ORIE Colloquium

Antoine DesirColumbia University
A Markovian approach to choice modeling and assortment optimization

Tuesday, January 17, 2017 - 4:15pm
Rhodes 253

Which set of products should be offered to arriving consumers to maximize expected revenue? This is a core revenue management problem known as assortment optimization which applies to a wide variety of settings. Discrete choice model theory offers a way to mathematically model the substitution behavior of consumers and provide a key ingredient for this problem. Many choice models have been proposed in the literature, introducing a fundamental tradeoff between model expressiveness and computational complexity. In particular, the assortment optimization problem is notoriously hard for general choice models.
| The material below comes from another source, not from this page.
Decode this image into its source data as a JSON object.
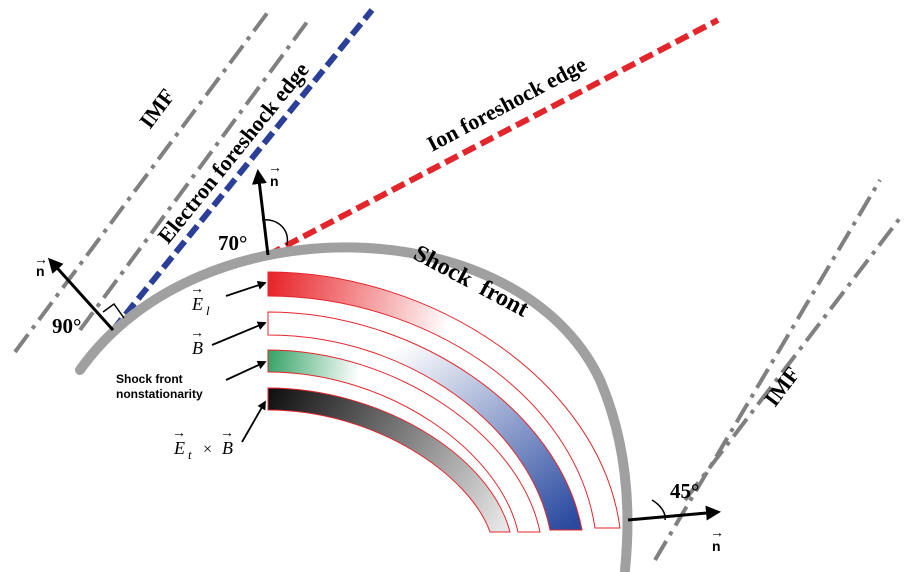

In this talk, we look at a new framework which tries to strike a good balance between expressiveness and tractability. In particular, the substitution behavior of consumers is modeled as transitions in a Markov chain. By doing so, this new model helps alleviate the Independence of Irrelevant Alternatives (IIA) property, a well-known limitation of the popular multinomial logit model. Moreover, it provides a good approximation to the class of random utility models. We show that not only this model has a great predictive power; it is also tractable from a computational perspective. In particular, we give an algorithm framework to derive efficient algorithm for different variants of the assortment optimization problem.